Là encore, les approches impliquant les acteurs publics ont la faveur de la BIS.

Dans tous les cas, même si des solutions techniques pourraient permettre un anonymat partiel, l’ère des transactions entièrement anonymes prendrait fin.

 

Au-delà des frontières: le risque de substitution

Pourra t’on demain payer en euro digital hors de la zone Euro?

Pour répondre à cette question, la BIS propose plusieurs modèles pour un monde ou la grande majorité des banques centrales disposeraient de leur devise digitale.  Elle met également en garde contre un nouveau risque accompagnant le développement des CBDC : la substitution.

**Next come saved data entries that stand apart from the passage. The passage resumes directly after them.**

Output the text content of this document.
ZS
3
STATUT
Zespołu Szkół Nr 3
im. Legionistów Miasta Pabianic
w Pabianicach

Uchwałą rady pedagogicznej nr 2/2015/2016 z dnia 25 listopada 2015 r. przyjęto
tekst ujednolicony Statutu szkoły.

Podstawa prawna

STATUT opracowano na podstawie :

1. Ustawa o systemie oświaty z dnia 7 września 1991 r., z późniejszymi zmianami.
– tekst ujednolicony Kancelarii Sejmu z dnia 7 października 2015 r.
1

La possibilité d’utiliser une devise digitale autre que la devise locale doit rester un choix de la banque centrale du pays où a lieu la transaction. Ce principe directeur impliquant une forme de réciprocité, la BIS plaide pour une collaboration étroite entre les banques centrales.

Cette collaboration peut être plus ou moins étroite, allant jusqu’aux projets de multi CBDC (mCBDC). Dans cette approche, un groupe de banques centrales déploierait une plateforme et des règles communes pour l’utilisation de plusieurs CBDC. Plusieurs projets de ce type sont en cours, dont mCBDC Bridge impliquant les banques centrales de Chine, Hong Kong SAR, Thaïlande et Emirats Arabes Unis.

La question de l’identification des porteurs de devises digitales est centrale dans ces projets. En effet, chaque banque centrale devrait pouvoir autoriser ou non l’utilisation de sa devise à partir de l’identité ou de la nationalité des utilisateurs.

Enfin, dans un monde d’échanges transfrontaliers de devises digitales, les banques centrales les plus faibles prendraient le risque de voir une devise étrangère devenir la monnaie de fait pour leur zone. C’est l’effet de substitution, la version moderne et digitale de la dollarisation dont les pays à forte inflation on fait l’expérience. La encore, une dynamique dont les banques centrales chercheront à se prémunir par un contrôle accru de leurs systèmes de paiement.

 

La vision de la BIS sur les développements de CBDC confirme donc certaines tendances des projets en cours. Par exemple, la probable disparition de l’anonymat des transactions. Elle promeut également la coopération entre banques centrales en réponse aux initiatives privées, en droite ligne avec les réactions officielles face à certains projets tels que le Diem (anciennement Libra).